Dans le cadre de l’édition 2016 du festival Normandie impressionniste, deux musées de l’Eure ont choisi de décliner le thème « Portraits impressionnistes » au féminin. Ainsi, tandis que le musée de Vernon expose des oeuvres de femmes artistes, le musée des Beaux-Arts de Bernay présente une série de portraits de lectrices. Ces deux expositions complémentaires permettent d’apprécier des peintures pleines de délicatesse, révélant un autre aspect du mouvement impressionniste.
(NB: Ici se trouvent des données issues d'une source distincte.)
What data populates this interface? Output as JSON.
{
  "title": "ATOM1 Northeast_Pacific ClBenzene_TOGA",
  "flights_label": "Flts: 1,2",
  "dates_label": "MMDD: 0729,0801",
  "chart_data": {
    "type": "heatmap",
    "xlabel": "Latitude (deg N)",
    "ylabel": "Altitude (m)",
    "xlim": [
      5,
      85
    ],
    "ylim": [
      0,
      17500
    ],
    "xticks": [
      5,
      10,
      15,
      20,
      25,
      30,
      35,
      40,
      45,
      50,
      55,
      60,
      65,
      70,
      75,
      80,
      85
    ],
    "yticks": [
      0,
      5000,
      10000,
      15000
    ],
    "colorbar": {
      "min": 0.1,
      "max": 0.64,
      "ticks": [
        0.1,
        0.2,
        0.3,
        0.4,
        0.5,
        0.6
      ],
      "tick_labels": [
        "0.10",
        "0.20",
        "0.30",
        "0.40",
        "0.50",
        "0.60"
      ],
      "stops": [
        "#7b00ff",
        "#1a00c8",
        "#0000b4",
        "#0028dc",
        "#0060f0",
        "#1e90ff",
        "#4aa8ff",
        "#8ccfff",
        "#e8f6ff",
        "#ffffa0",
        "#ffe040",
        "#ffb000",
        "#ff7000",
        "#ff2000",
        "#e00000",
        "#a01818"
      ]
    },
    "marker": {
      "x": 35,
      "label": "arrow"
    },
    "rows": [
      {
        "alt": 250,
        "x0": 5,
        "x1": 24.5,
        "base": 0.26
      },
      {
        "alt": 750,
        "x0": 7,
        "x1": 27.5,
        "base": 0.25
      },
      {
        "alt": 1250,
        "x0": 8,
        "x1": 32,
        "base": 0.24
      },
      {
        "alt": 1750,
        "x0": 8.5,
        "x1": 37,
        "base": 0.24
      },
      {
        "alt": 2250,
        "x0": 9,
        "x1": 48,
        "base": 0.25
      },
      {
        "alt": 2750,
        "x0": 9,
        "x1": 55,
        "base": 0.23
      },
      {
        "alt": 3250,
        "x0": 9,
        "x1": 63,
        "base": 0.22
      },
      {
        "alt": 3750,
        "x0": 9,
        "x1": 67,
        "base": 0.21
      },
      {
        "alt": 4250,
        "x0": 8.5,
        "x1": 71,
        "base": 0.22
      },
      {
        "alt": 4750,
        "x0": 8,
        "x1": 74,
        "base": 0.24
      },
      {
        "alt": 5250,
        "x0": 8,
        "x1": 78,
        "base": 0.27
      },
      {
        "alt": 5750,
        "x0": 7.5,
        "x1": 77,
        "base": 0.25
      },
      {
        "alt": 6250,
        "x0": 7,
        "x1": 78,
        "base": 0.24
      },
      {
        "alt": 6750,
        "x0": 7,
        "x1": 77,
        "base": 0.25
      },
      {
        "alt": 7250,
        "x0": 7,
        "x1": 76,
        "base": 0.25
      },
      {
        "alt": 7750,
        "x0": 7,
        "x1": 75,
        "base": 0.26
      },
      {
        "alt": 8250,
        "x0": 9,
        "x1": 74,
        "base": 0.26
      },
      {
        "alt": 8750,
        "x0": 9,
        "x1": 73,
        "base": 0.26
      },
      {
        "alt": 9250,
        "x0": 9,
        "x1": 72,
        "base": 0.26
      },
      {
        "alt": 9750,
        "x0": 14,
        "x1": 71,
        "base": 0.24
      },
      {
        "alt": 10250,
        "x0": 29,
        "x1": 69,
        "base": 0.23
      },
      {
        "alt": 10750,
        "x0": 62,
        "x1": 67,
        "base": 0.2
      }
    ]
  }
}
A l’affiche pendant tout l’été, elles s’accompagnent chacune d’une publication richement illustrée parue aux éditions Point de vue.

Portraits de femmes par des femmes

Confirmant l’intérêt croissant pour les études de genre en histoire de l’art, l’exposition du musée de Vernon met en lumière des femmes artistes de la fin du XIXème siècle, souvent restées dans l’ombre des figures masculines phares du mouvement impressionniste. On connait Berthe Morisot et Mary Cassatt, mais qui sont ces autres femmes travaillant dans le sillage des grands maîtres ? Quelle fut leur pratique artistique et comment ont-elles abordé l’art du portrait ? Ces questions sont développées de façon très claire autour d’une quarantaine d’oeuvres organisées en quatre grandes thématiques : Femmes, artistes et impressionnistes, Les lieux de formation, Extérieurs et L’art du portrait.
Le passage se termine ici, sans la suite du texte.